Back in 2004, the National Governors Association expressed its concern about the education standards of individual states; students whose families move around constantly would either be behind or ahead of their classes. Five years later, the NGA gathered a group of consultants to compile curriculum standards in literacy and math. Their common goal was to “provide a clear understanding of what students are expected to learn, so teachers and parents know what they need to do to help them.” This new educational bar, which will go into full effect next year, seems to take students into consideration, but it does all but that.

To put it in context of Diamond Bar High School, CCSS is comparable to the changed classroom numbering system. Students and faculty alike had to relearn numbers and adjust to the unfamiliarity. It is exactly so with CCSS, except on a much larger scale. The way of teaching will be new to many of the teachers, and the way of learning will be so for the students.
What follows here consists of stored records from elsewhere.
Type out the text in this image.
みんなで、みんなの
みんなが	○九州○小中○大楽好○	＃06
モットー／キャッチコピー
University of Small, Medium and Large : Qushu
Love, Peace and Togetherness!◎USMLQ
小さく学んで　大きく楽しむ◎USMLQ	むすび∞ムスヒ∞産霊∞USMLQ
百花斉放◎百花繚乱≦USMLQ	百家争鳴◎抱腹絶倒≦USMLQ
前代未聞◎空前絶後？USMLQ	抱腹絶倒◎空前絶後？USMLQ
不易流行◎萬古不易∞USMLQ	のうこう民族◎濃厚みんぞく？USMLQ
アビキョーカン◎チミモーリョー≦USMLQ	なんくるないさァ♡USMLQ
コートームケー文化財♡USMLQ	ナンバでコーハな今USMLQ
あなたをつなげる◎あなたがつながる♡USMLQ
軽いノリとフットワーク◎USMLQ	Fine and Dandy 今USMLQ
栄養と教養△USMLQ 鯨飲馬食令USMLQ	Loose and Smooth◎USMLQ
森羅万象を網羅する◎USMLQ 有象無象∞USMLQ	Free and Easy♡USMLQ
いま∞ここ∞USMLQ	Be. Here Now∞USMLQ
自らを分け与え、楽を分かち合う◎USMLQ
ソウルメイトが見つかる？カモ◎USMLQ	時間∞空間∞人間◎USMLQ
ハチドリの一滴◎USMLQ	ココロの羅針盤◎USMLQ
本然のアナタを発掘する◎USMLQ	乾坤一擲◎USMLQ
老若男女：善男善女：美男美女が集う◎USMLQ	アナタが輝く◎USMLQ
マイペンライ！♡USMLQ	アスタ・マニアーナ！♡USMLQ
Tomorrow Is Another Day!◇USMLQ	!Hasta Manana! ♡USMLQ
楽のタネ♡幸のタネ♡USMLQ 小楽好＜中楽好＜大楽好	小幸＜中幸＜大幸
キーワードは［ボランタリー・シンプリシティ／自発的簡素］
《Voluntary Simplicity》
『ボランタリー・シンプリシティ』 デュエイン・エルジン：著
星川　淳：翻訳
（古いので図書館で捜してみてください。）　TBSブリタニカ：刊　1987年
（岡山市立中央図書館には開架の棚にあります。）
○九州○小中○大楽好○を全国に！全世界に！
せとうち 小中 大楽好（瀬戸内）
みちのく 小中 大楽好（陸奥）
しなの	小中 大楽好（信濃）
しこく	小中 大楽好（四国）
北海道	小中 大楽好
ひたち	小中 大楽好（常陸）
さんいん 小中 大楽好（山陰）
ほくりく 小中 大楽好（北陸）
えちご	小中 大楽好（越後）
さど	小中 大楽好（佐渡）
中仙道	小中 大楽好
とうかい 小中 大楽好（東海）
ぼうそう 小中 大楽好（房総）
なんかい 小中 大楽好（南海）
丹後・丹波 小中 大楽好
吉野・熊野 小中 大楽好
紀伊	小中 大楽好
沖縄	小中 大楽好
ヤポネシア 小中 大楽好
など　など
It would take a long time for students to adjust, and only then would the numbers on the graph climb upward.

Furthermore, students will not be able to promptly conform to the rigor that the standards offer. Sure, to make the learning standards equal in every state, a pulling up and a pushing down of respective state standards will occur, but with CCSS geared toward critical analysis, schoolwork will become tougher. But harder tests do not make kids smarter. Teachers in New York stated that their students were brought to tears when given a challenging CCSS exam. The proficiency level plummeted and wider achievement gaps were shown. How can students be expected to “shoot for the moon” when their failures are constantly provoking them? Poor results diminish students’ self-confidence and disengage them from learning.

CCSS will also tap into the biggest problem schools have: financial issues. Because learning standards will change, CCSS will cause many current textbooks to be obsolete. Purchasing new books to match up with the standards will be pricey. Also, because the majority of CCSS exams will be online, schools would need to update their technology in order to conduct these exams.

It is true that CCSS provides an initiative for students to strive to achieve their best. But, is it really fair for the government to set a bar that is too high to reach? I think not.